The study cannot be described as scientific research, said Vice President of Academic Affairs John Thornell.

“For example, it said (the authors) examined photo ID cards. That is going to be pretty unscientific. I know lots of students who don’t put too much effort into their ID cards.”

Thornell said this seems to be more of a societal issue with its objectification of women and its elevation of appearance.

“I think this really is more of a question for society in general than it is for UNA and grades of students based upon appearance,” he said. “I think it does raise the whole issue of how our society puts value on appearance in things such as job interviews or how you get waited on in a restaurant maybe.”

Rating peers on a physically attractive level starts at a young age, Takeuchi said.

“The entire social psychological study on physical attractiveness was actually by accident,” he said. “Child psychologists found those kids in preschool that have higher adjustment tend to have a higher physical attractiveness level rated by their peer kids.”

Cross-cultural and cross-racial studies, using photos of the same people, indicate people will consistently rank those people in similar order of appearance, Takeuchi said.

“The implication is humans can tell who is good looking and who is not good looking,” he said. “We tend to have some kind of standard, which can dynamically change depending on popular culture and popular trends.”

Studies show people who are in better positions in terms of financial and other social resources tend to perform better in school, Takeuchi said.

Students whose parents pay for school tend to perform better than students who juggle two or three part-time jobs, school and studying, he said.

The name for the concept of how people form an impression of someone just on their physical appearance is called the halo effect, said Merchandising instructor Laura McKee.

“The halo effect is actually a term in psychology, but we talk about it in our professional dress class,” she said. “It talks about (how) the first time you meet someone, you sum up their talents and traits just by the way they look.”

It occurs with both males and females, she said.

Senior Steven Webber said this holds true for his job at Longhorn Steak House.

“How I look reflects the tips I receive,” he said. “A three-day scruff receives the best tips, even more than being clean-shaven.”

McKee said she asks her students if they make assumptions about their instructors on the first day of class as to what kind of teacher they will be based on their physical appearance.
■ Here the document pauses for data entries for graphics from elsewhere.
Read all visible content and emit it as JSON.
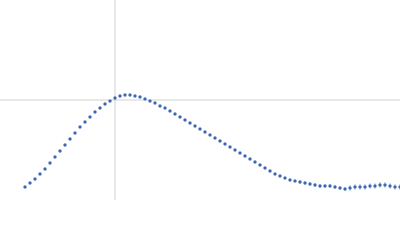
{
  "chart_data": {
    "type": "scatter",
    "color": "#3b67b5",
    "error_color": "#9fb3d9",
    "grid_color": "#d0d0d0",
    "xlim": [
      0,
      400
    ],
    "ylim": [
      0,
      200
    ],
    "grid_x": [
      115
    ],
    "grid_y": [
      100
    ],
    "series": [
      {
        "x": [
          25,
          30,
          35,
          40,
          45,
          50,
          55,
          60,
          65,
          70,
          75,
          80,
          85,
          90,
          95,
          100,
          105,
          110,
          115,
          120,
          125,
          130,
          135,
          140,
          145,
          150,
          155,
          160,
          165,
          170,
          175,
          180,
          185,
          190,
          195,
          200,
          205,
          210,
          215,
          220,
          225,
          230,
          235,
          240,
          245,
          250,
          255,
          260,
          265,
          270,
          275,
          280,
          285,
          290,
          295,
          300,
          305,
          310,
          315,
          320,
          325,
          330,
          335,
          340,
          345,
          350,
          355,
          360,
          365,
          370,
          375,
          380,
          385,
          390,
          395,
          400
        ],
        "values": [
          13,
          17,
          21,
          26,
          31,
          37,
          43,
          49,
          55,
          61,
          67,
          73,
          78,
          83,
          88,
          92,
          96,
          99,
          102,
          104,
          105,
          105,
          104,
          103,
          101,
          99,
          97,
          94,
          92,
          89,
          86,
          83,
          80,
          77,
          74,
          71,
          68,
          65,
          62,
          59,
          56,
          53,
          50,
          47,
          44,
          41,
          38,
          35,
          32,
          29,
          26,
          24,
          22,
          20,
          19,
          18,
          17,
          16,
          15,
          14,
          14,
          14,
          13,
          12,
          11,
          12,
          13,
          13,
          13,
          14,
          14,
          15,
          15,
          14,
          13,
          13
        ],
        "errors": [
          1,
          1,
          1,
          1,
          1,
          1,
          1,
          1,
          1,
          1,
          1,
          1,
          1,
          1,
          1,
          1,
          1,
          1,
          1,
          1,
          1,
          1,
          1,
          1,
          1,
          1,
          1,
          1,
          1,
          1,
          1,
          1,
          1,
          1,
          1,
          1,
          1,
          1,
          1,
          1,
          1,
          1,
          1,
          1,
          1,
          1,
          1,
          1,
          1,
          1,
          1,
          1,
          1,
          1,
          1,
          2,
          2,
          2,
          2,
          2,
          2,
          2,
          2,
          2,
          2,
          3,
          3,
          3,
          3,
          3,
          3,
          3,
          3,
          3,
          3,
          3
        ]
      }
    ]
  }
}
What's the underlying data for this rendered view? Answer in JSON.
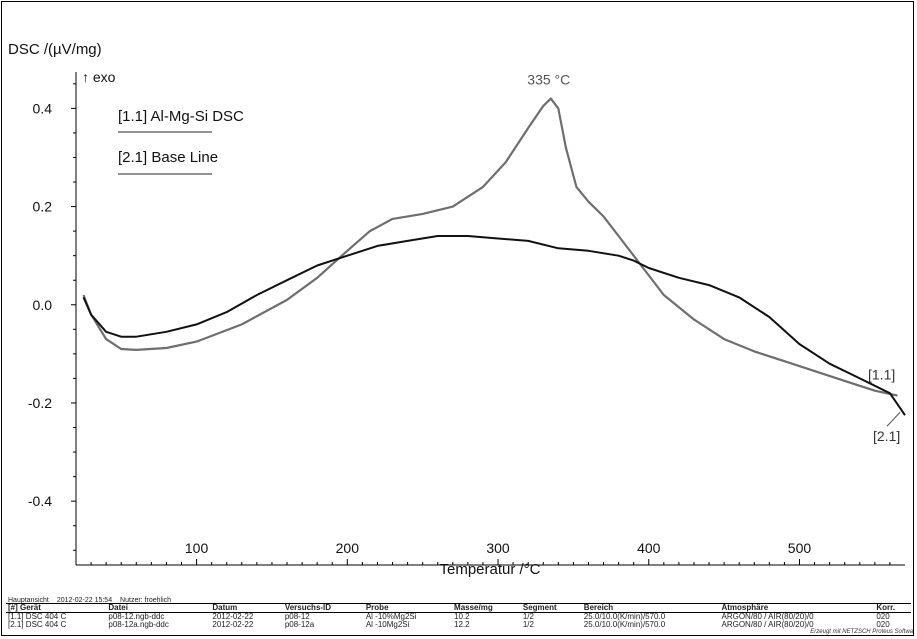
{
  "chart_data": {
    "type": "line",
    "ylabel": "DSC /(µV/mg)",
    "ylabel_sub": "↑ exo",
    "xlabel": "Temperatur /°C",
    "xlim": [
      20,
      570
    ],
    "ylim": [
      -0.53,
      0.58
    ],
    "x_ticks": [
      100,
      200,
      300,
      400,
      500
    ],
    "y_ticks": [
      0.4,
      0.2,
      0.0,
      -0.2,
      -0.4
    ],
    "y_tick_labels": [
      "0.4",
      "0.2",
      "0.0",
      "-0.2",
      "-0.4"
    ],
    "grid": false,
    "legend_position": "top-left",
    "series": [
      {
        "name": "[1.1] Al-Mg-Si DSC",
        "end_label": "[1.1]",
        "color": "#6e6e6e",
        "x": [
          25,
          30,
          40,
          50,
          60,
          80,
          100,
          130,
          160,
          180,
          200,
          215,
          230,
          250,
          270,
          290,
          305,
          320,
          330,
          335,
          340,
          345,
          352,
          360,
          370,
          380,
          395,
          410,
          430,
          450,
          470,
          490,
          510,
          530,
          550,
          565
        ],
        "y": [
          0.02,
          -0.02,
          -0.07,
          -0.09,
          -0.092,
          -0.088,
          -0.075,
          -0.04,
          0.01,
          0.055,
          0.11,
          0.15,
          0.175,
          0.185,
          0.2,
          0.24,
          0.29,
          0.36,
          0.405,
          0.42,
          0.4,
          0.32,
          0.24,
          0.21,
          0.18,
          0.14,
          0.08,
          0.02,
          -0.03,
          -0.07,
          -0.095,
          -0.115,
          -0.135,
          -0.155,
          -0.175,
          -0.185
        ]
      },
      {
        "name": "[2.1] Base Line",
        "end_label": "[2.1]",
        "color": "#111111",
        "x": [
          25,
          30,
          40,
          50,
          60,
          80,
          100,
          120,
          140,
          160,
          180,
          200,
          220,
          240,
          260,
          280,
          300,
          320,
          340,
          360,
          380,
          390,
          400,
          420,
          440,
          460,
          480,
          500,
          520,
          540,
          560,
          570
        ],
        "y": [
          0.015,
          -0.02,
          -0.055,
          -0.065,
          -0.065,
          -0.055,
          -0.04,
          -0.015,
          0.02,
          0.05,
          0.08,
          0.1,
          0.12,
          0.13,
          0.14,
          0.14,
          0.135,
          0.13,
          0.115,
          0.11,
          0.1,
          0.09,
          0.075,
          0.055,
          0.04,
          0.015,
          -0.025,
          -0.08,
          -0.12,
          -0.15,
          -0.18,
          -0.225
        ]
      }
    ],
    "annotations": [
      {
        "text": "335 °C",
        "x": 335,
        "y": 0.42
      }
    ]
  },
  "info": {
    "view": "Hauptansicht",
    "timestamp": "2012-02-22 15:54",
    "user": "Nutzer: froehlich"
  },
  "table": {
    "headers": [
      "[#] Gerät",
      "Datei",
      "Datum",
      "Versuchs-ID",
      "Probe",
      "Masse/mg",
      "Segment",
      "Bereich",
      "Atmosphäre",
      "Korr."
    ],
    "rows": [
      [
        "[1.1] DSC 404 C",
        "p08-12.ngb-ddc",
        "2012-02-22",
        "p08-12",
        "Al -10%Mg2Si",
        "10.2",
        "1/2",
        "25.0/10.0(K/min)/570.0",
        "ARGON/80 / AIR(80/20)/0",
        "020"
      ],
      [
        "[2.1] DSC 404 C",
        "p08-12a.ngb-ddc",
        "2012-02-22",
        "p08-12a",
        "Al -10Mg2Si",
        "12.2",
        "1/2",
        "25.0/10.0(K/min)/570.0",
        "ARGON/80 / AIR(80/20)/0",
        "020"
      ]
    ]
  },
  "credit": "Erzeugt mit NETZSCH Proteus Softwa"
}
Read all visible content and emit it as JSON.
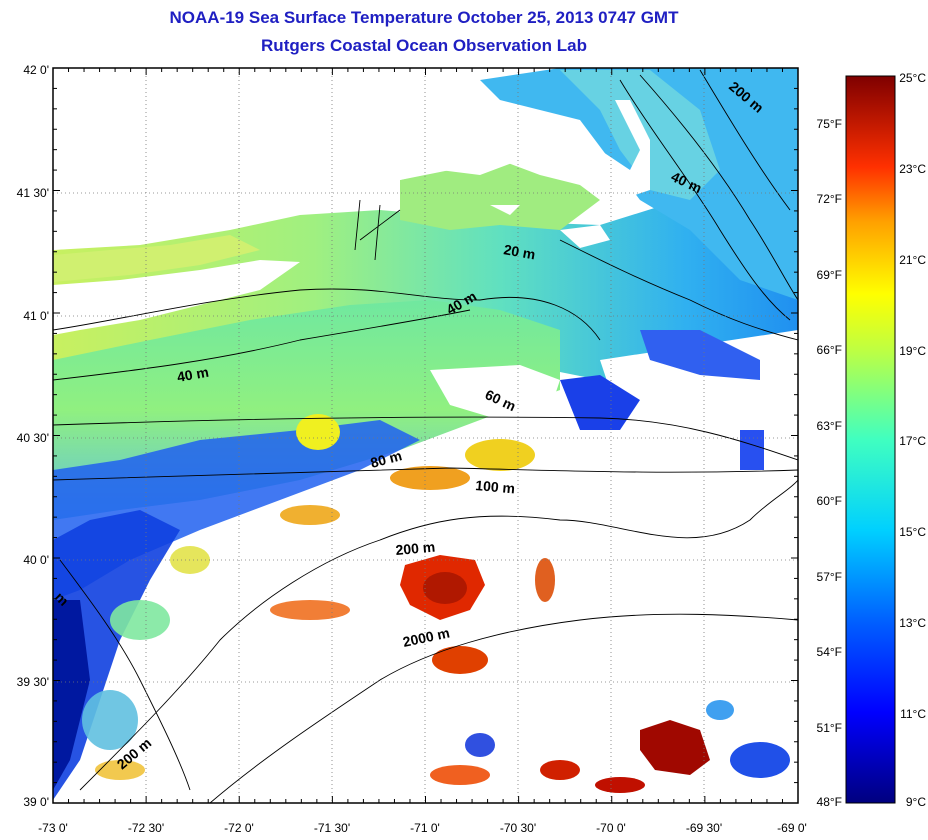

The answer is yes.

Thornell said the university should do all it can to help students feel equal in the classroom.

“(This study) does raise an interesting question and that is just simply making sure when a student is sitting in a class that they feel that they’re being treated just like any other student in that class,” he said. “That faculty member is judging students based purely on their performance in class, and I believe that the faculty at UNA are very good about that.”

Senior Avery King said she does not think there is any relation between looks and grades.

“I personally don’t agree with it. I think in order to get a grade you have to work hard to get a grade.”

Thornell said this issue plays into how women are seen, and the change from this viewpoint should begin here at the university.

“We can’t help but treat people certain ways based on how they look, and I think that is unfortunate,” Thornell said.